Наконец Ольга подошла вместе с Дуней к опочивальне Татьяны. Дуня, одновременно целуя Ольгу и тихо стуча в дверь, плакала от счастья.
— Войдите, — тихо раздался голос Татьяны.
До сего момента в груди Ольги теснилась ни с чем не сравнимая радость от того, что вернулась она живой и невредимой, а теперь, заслышав замогильный голос тетки, она не на шутку перепугалась.
Ольга схватила Дуню за руку и, отстранив ее от двери, спросила:
— Что с матушкой? — она давно уже так называла тетку.

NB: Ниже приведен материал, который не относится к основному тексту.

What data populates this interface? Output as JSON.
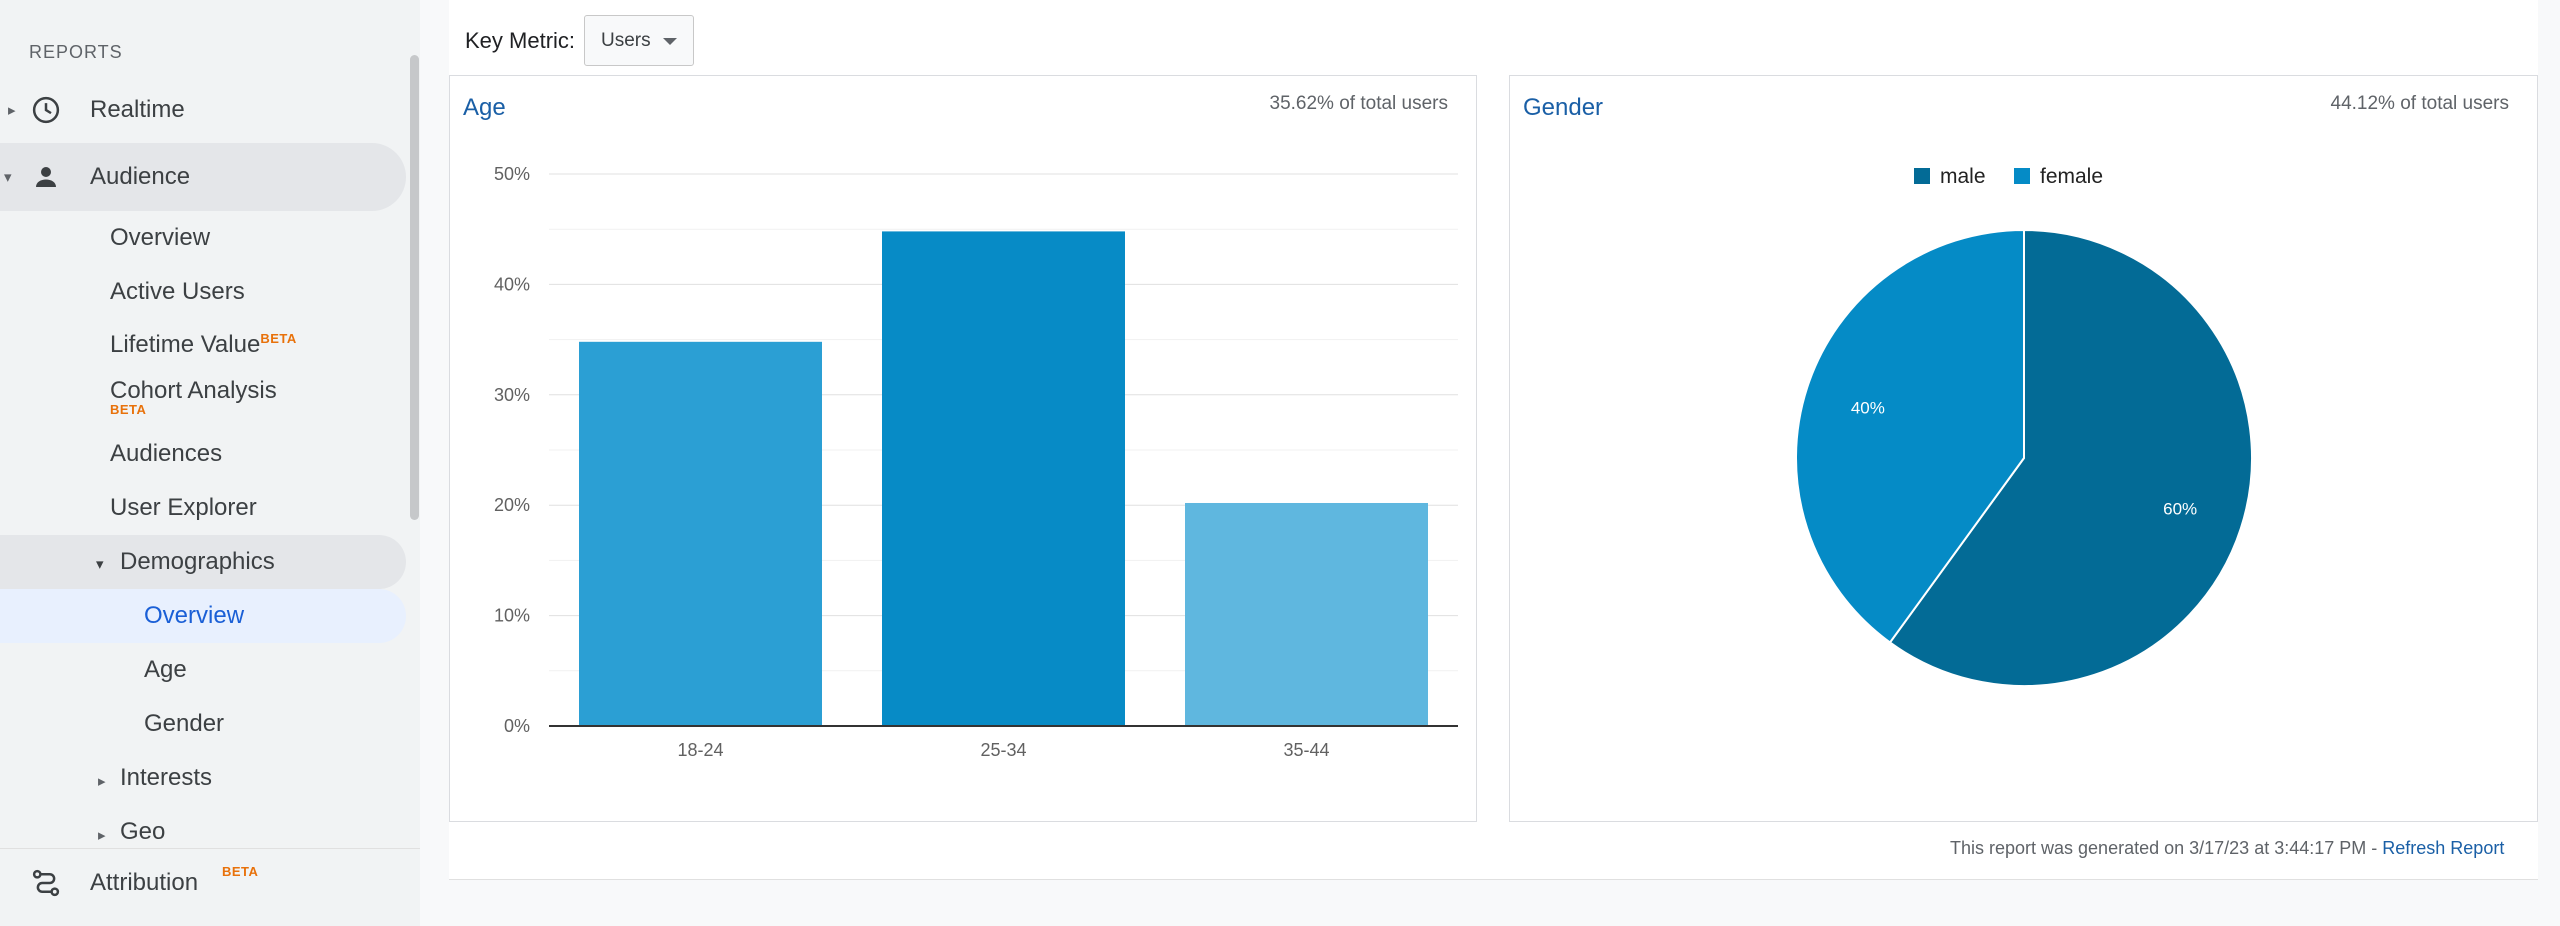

— Так переживала она тяжко! И лекаря вызывали и священника, худо делалось на ночь, а потом вроде как отошла. Ну пойдем, пойдем же скореича! Вот радости-то будет!
Они тихо вошли и подошли к кровати Татьяны. Ольга примостилась за спиной Дуни.
— Татьяна Кузьминична, — тихо произнесла Дуня, — радость-то какая! Верталася наша ягодка, Оленька!
Ольга поняла, что с тетушкой действительно худо. Она сама подошла к кровати и, упав на колени перед Татьяной, стала целовать ее руку. Татьяна лишь посмотрела на нее и отвела взгляд.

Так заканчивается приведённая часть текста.